By the late 19th century, it was discovered that the terminal stage of syphilis resulted in paresis. In 1913, Hideyo Noguchi and J.W. Moore published results to ultimately prove that a bacterium, the syphilitic spirochete, led to brain lesions, therefore causing paresis. This discovery took hold in the mind of Henry Cotton as he speculated whether other mental disorders had a similar etiology. It wasn’t just Cotton however; the prospect of extending the bacteriological paradigm was a temptation to many physicians over America and Europe. Many previously deadly diseases were effectively treated from application of the germ theory and “increasingly, a variety of influential voices suggested that chronic diseases… ‘might be caused by bacteria disseminated through the lymph or blood-streams from a hidden primary focus of infection’” (Scull, 2005, p31). It was thought that hidden pockets of infection could produce powerful toxins which would harm the body, resulting in a range of baffling diseases. Furthermore, focal sepsis gained an influential advocate – a leading figure in early 20th century American medicine – Frank Billings. He delivered the Lane Lectures in 1915 to the Stanford Medical School, converting a new generation of physicians to consider the importance of focal sepsis. Though there were many sceptics, focal sepsis gained support from more and more prominent figures in medicine.
By 1925 the number of surgeries at Pennsylvania Hospital rose from 870 (in 1900) to 4180, with a similar increase in New York, evidently showing the “penetration of the ideas associated with the doctrine of focal infection into the center of routine American medical practice” (Scull, 2005, p33).

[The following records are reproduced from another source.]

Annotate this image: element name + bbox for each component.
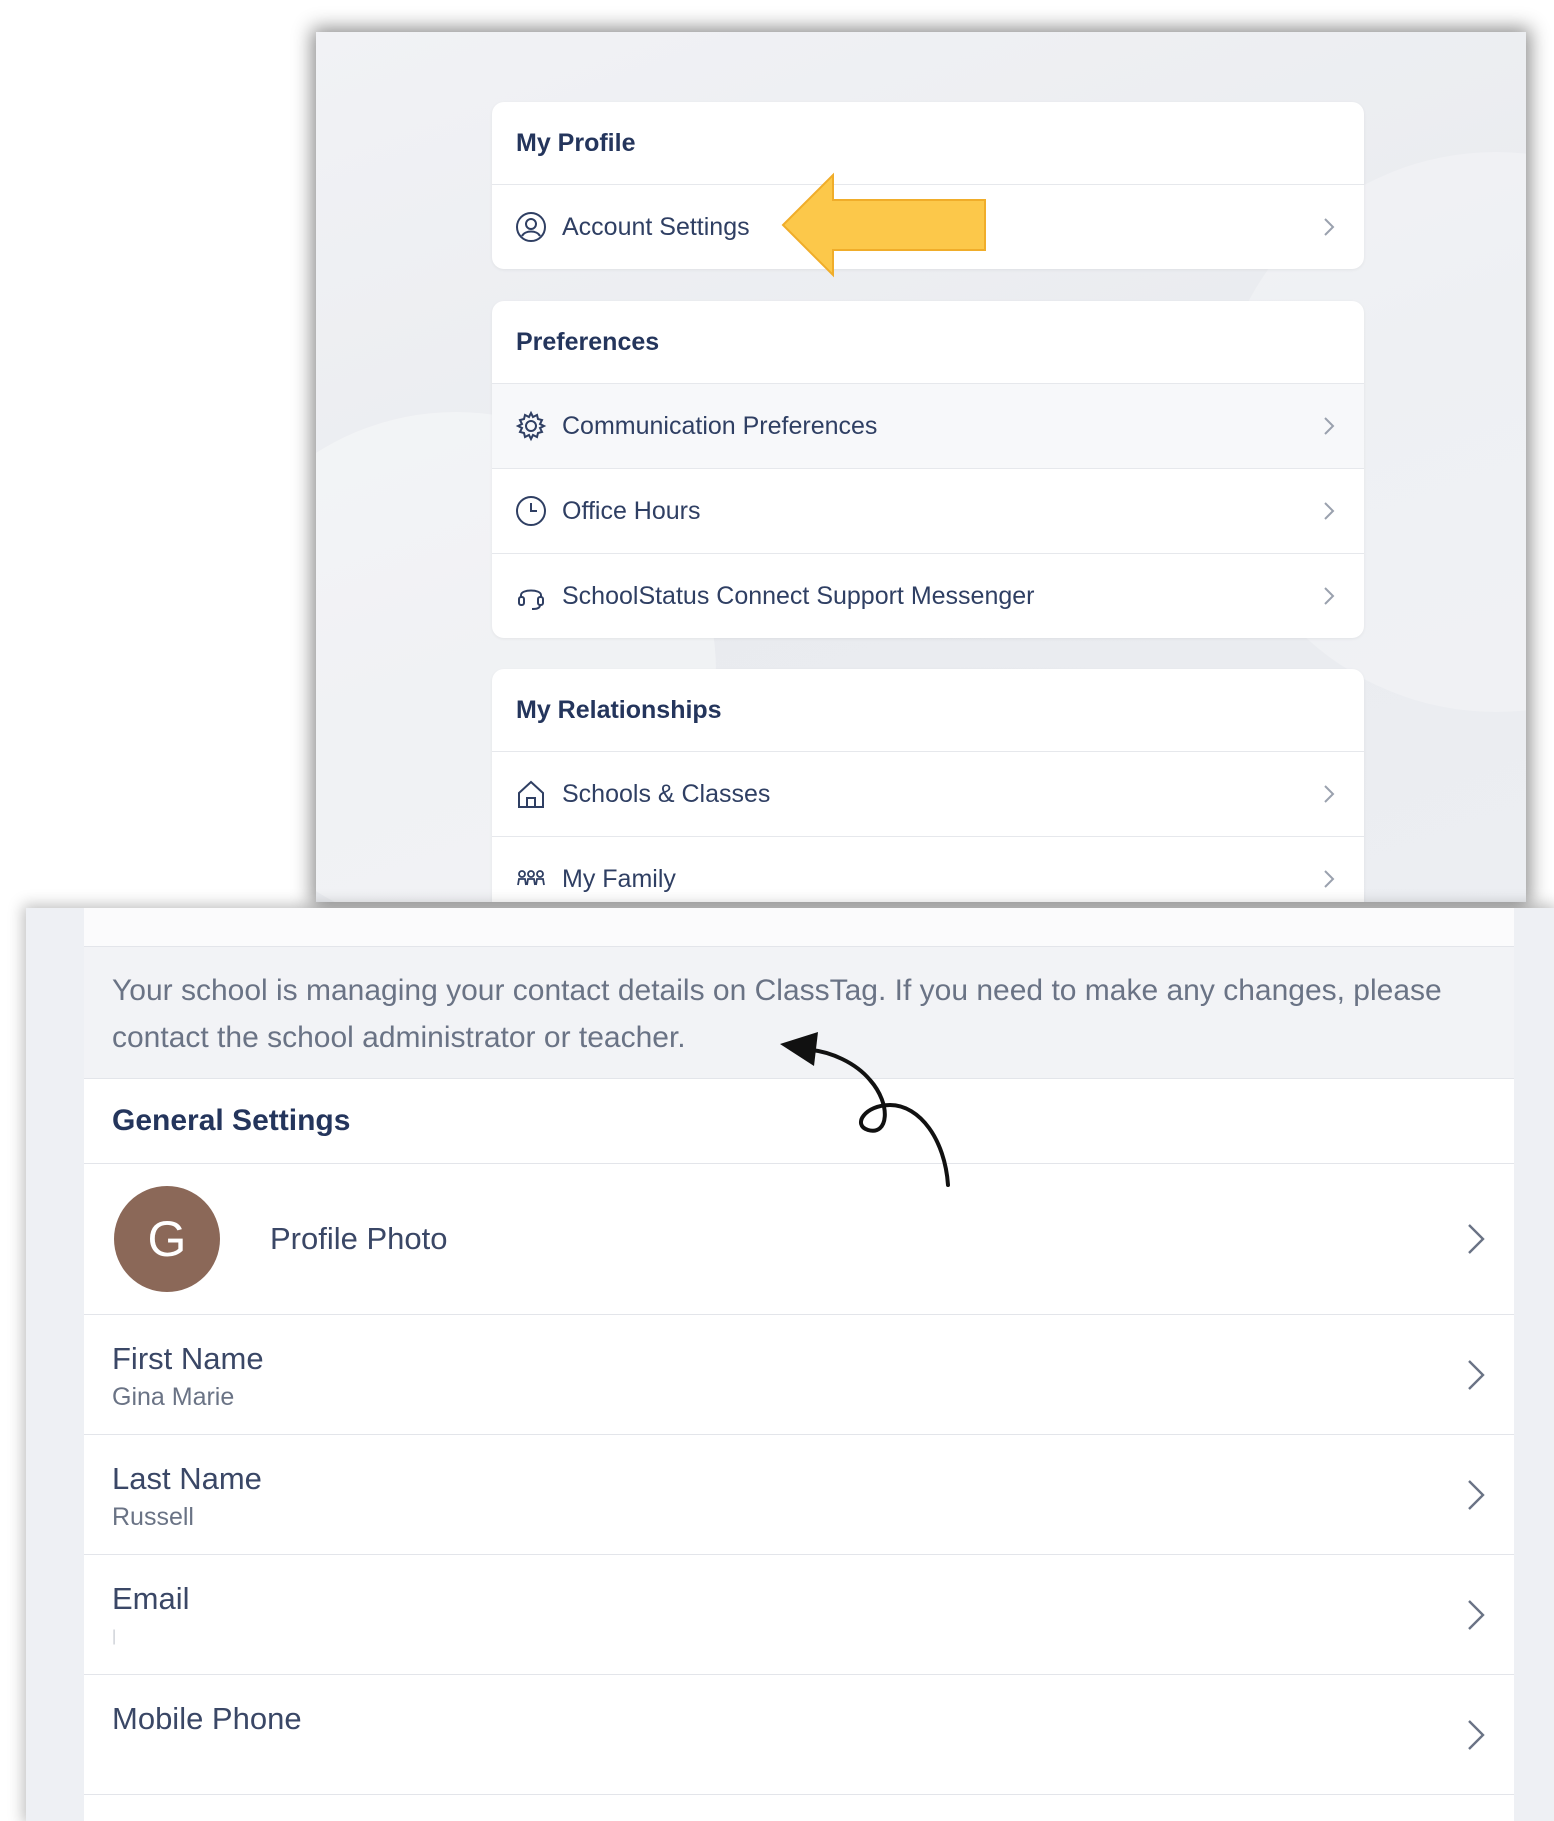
chevron-right-icon xyxy=(1468,1599,1485,1630)
communication-preferences-item[interactable]: Communication Preferences xyxy=(492,384,1364,469)
account-settings-label: Account Settings xyxy=(562,212,750,241)
chevron-right-icon xyxy=(1324,785,1335,803)
clock-icon xyxy=(514,494,548,528)
preferences-card: Preferences Communication Preferences Of… xyxy=(492,301,1364,638)
office-hours-item[interactable]: Office Hours xyxy=(492,469,1364,554)
family-icon xyxy=(514,862,548,896)
first-name-row[interactable]: First Name Gina Marie xyxy=(84,1315,1514,1435)
user-circle-icon xyxy=(514,210,548,244)
mobile-phone-row[interactable]: Mobile Phone xyxy=(84,1675,1514,1795)
top-screenshot-panel: My Profile Account Settings Preferences xyxy=(316,32,1526,902)
chevron-right-icon xyxy=(1324,870,1335,888)
mobile-phone-label: Mobile Phone xyxy=(112,1701,302,1736)
chevron-right-icon xyxy=(1468,1224,1485,1254)
avatar: G xyxy=(114,1186,220,1292)
gear-icon xyxy=(514,409,548,443)
chevron-right-icon xyxy=(1324,502,1335,520)
email-value: | xyxy=(112,1628,117,1645)
last-name-row[interactable]: Last Name Russell xyxy=(84,1435,1514,1555)
support-messenger-label: SchoolStatus Connect Support Messenger xyxy=(562,581,1035,610)
last-name-value: Russell xyxy=(112,1503,194,1531)
profile-photo-label: Profile Photo xyxy=(270,1221,448,1256)
email-label: Email xyxy=(112,1581,190,1616)
my-family-label: My Family xyxy=(562,864,676,893)
home-icon xyxy=(514,777,548,811)
my-family-item[interactable]: My Family xyxy=(492,837,1364,902)
support-messenger-item[interactable]: SchoolStatus Connect Support Messenger xyxy=(492,554,1364,638)
chevron-right-icon xyxy=(1468,1719,1485,1750)
first-name-label: First Name xyxy=(112,1341,264,1376)
my-relationships-heading: My Relationships xyxy=(492,669,1364,752)
preferences-heading: Preferences xyxy=(492,301,1364,384)
chevron-right-icon xyxy=(1468,1479,1485,1510)
yellow-pointer-arrow-icon xyxy=(781,172,986,278)
first-name-value: Gina Marie xyxy=(112,1383,235,1411)
schools-classes-item[interactable]: Schools & Classes xyxy=(492,752,1364,837)
office-hours-label: Office Hours xyxy=(562,496,701,525)
chevron-right-icon xyxy=(1324,218,1335,236)
schools-classes-label: Schools & Classes xyxy=(562,779,771,808)
chevron-right-icon xyxy=(1324,417,1335,435)
black-curved-arrow-icon xyxy=(780,1032,950,1187)
header-strip xyxy=(84,908,1514,947)
headset-icon xyxy=(514,579,548,613)
my-relationships-card: My Relationships Schools & Classes My Fa… xyxy=(492,669,1364,902)
chevron-right-icon xyxy=(1468,1359,1485,1390)
communication-preferences-label: Communication Preferences xyxy=(562,411,878,440)
chevron-right-icon xyxy=(1324,587,1335,605)
last-name-label: Last Name xyxy=(112,1461,262,1496)
email-row[interactable]: Email | xyxy=(84,1555,1514,1675)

The attraction of focal infection was not isolated to the medical community. Its correspondence with the notion of “regularity” and cleansing of the body played on the popular belief in the interconnectedness of health and hygiene. Cotton was not the first psychiatrist to apply focal sepsis in his practice. Practitioners like Lewis Bruce and Henry Upson had written about this idea as early as 1906, however to Cotton, they seemed to lack conviction, for psychosis was still seen as deeply rooted in hereditary defects. In 1916, he “embraced the theory of focal infection with an enthusiasm no one else could match” (Scull, 2005, p37), insisting that it was the sole source of his patient’s mental disturbance. However Cotton’s view became widely popular. He was offering a cure in many ways to an otherwise “incurable” group of people, giving hope to society that mental illnesses could be easily treated via the removal of the infected organ.

In effect, Cotton’s application of focal sepsis was not necessarily unusual considering the context of medical developments of the time. The influences and encouragement of physicians before him may have sparked the theory in his mind. However it can be argued that Cotton’s infatuation with the theory and his single-mindedness in considering the focal sepsis as the sole source of mental illness is an act of arrogance and ignorance to the critique of the general medical community. In some ways, his conviction of the truth of this theory is commendable as this is the rigor in which scientific progress is made, however his blatant dismissal of critique and consideration of other theories may well be what led things to get out of hand.